For her part, Sahar El-Damaty, a banking and economic expert and former Vice President of the Bank of Egypt, attributed the deterioration in the value of the pound to several reasons, including:

  • Decline in remittances from Egyptians abroad

  • The war in Gaza affected revenues from the Suez Canal and tourism, which opened the door to speculation in hard currency.

She added, in statements to Al Jazeera Net, that the currency shortage crisis resulting from the lack of dollar revenues and the increase in the size of the financing gap has put the Egyptian economy under severe pressure that will be translated into a decline in growth and a reduction in Egypt’s credit rating by all credit rating institutions, which led to its recent exit from the index. J.P. Morgan's government bonds for emerging markets, and thus affects the volume of foreign investment.

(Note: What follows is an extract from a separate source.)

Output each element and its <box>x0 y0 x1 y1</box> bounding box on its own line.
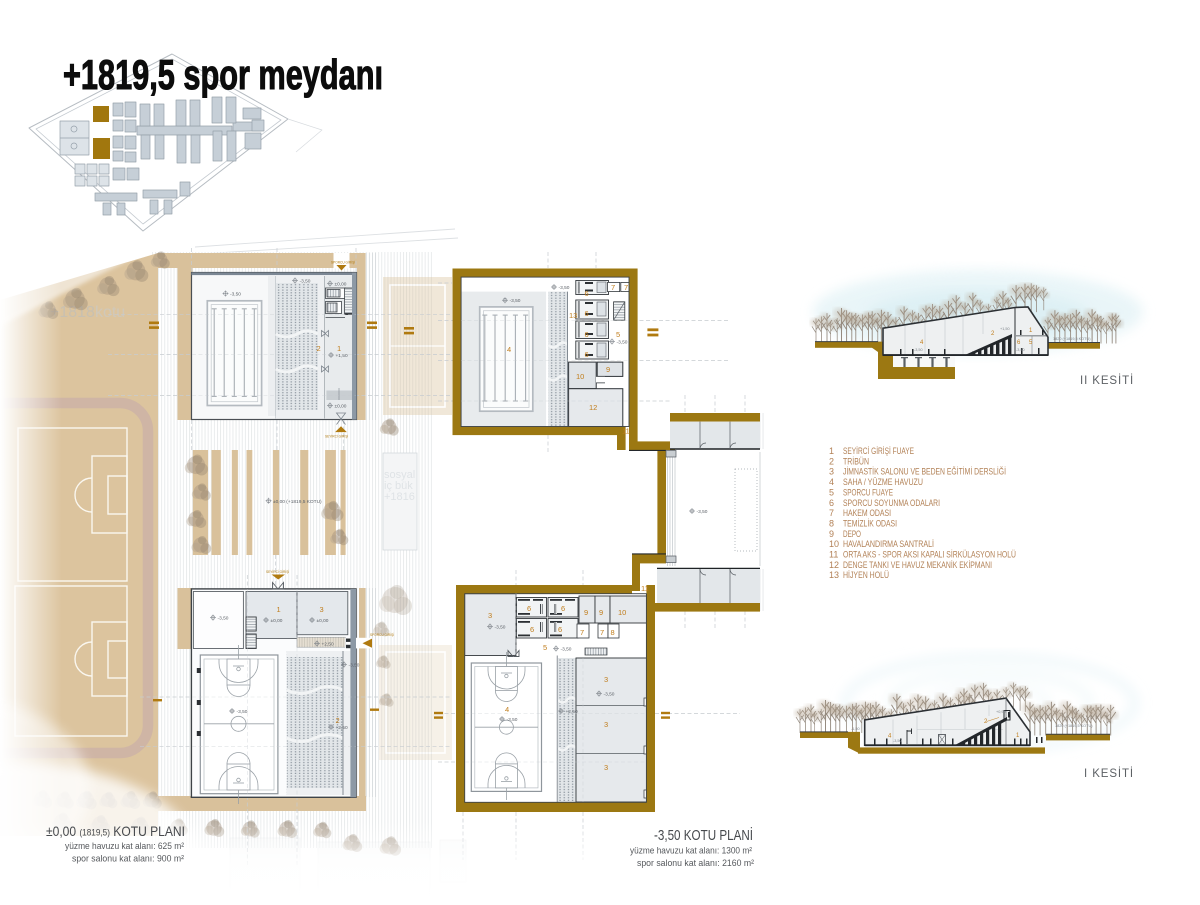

El-Damaty called for exploiting the available alternatives in order to relieve pressure on the pound and reduce demand for the dollar by:

  • Benefiting from its membership in the BRICS economic group and trading in the local currencies of those countries.

  • Expanding the local currency swap agreement with countries.

The decline of the Egyptian pound heralds a rise in the prices of goods and services (Al Jazeera)

The future of the pound

Regarding the future of the pound against foreign currencies, Egyptian-American economist and businessman Mohamed Rizk expected that “the pound will witness further decline during the current fiscal year, which the government described as the most difficult.”

He told Al Jazeera Net, "In light of the uncertainty, the year may extend to two years and three years, and perhaps until 2030, to get out of the bottleneck, according to the Prime Minister's own statements."

Rizk stressed that the chances of doubling the International Monetary Fund loan to Egypt will not be a permanent or fundamental solution, and its effect will end with the loan being spent on items that are difficult to count, most notably interest and installments of the debt and deficit.

The economic crisis - according to Rizk - lies in excessive borrowing, an increase in the volume of debt over the volume of production (export), and the expansion of infrastructure projects. It is not a crisis that was born today, but rather a complex crisis that began more than 10 years ago, and the snowball had to grow due to a series of... Wrong monetary and financial policies, as he put it.

About 70% of Egypt's debt goes to service development projects, according to statements by the head of the Planning and Budget Committee of the Egyptian House of Representatives, Fakhri al-Feki, pointing out that Egypt's hard currency income is $10 billion annually.

Al-Fiqi explained, in televised statements, that Egypt’s debts amounted to about $29 billion during the current fiscal year 2023-2024.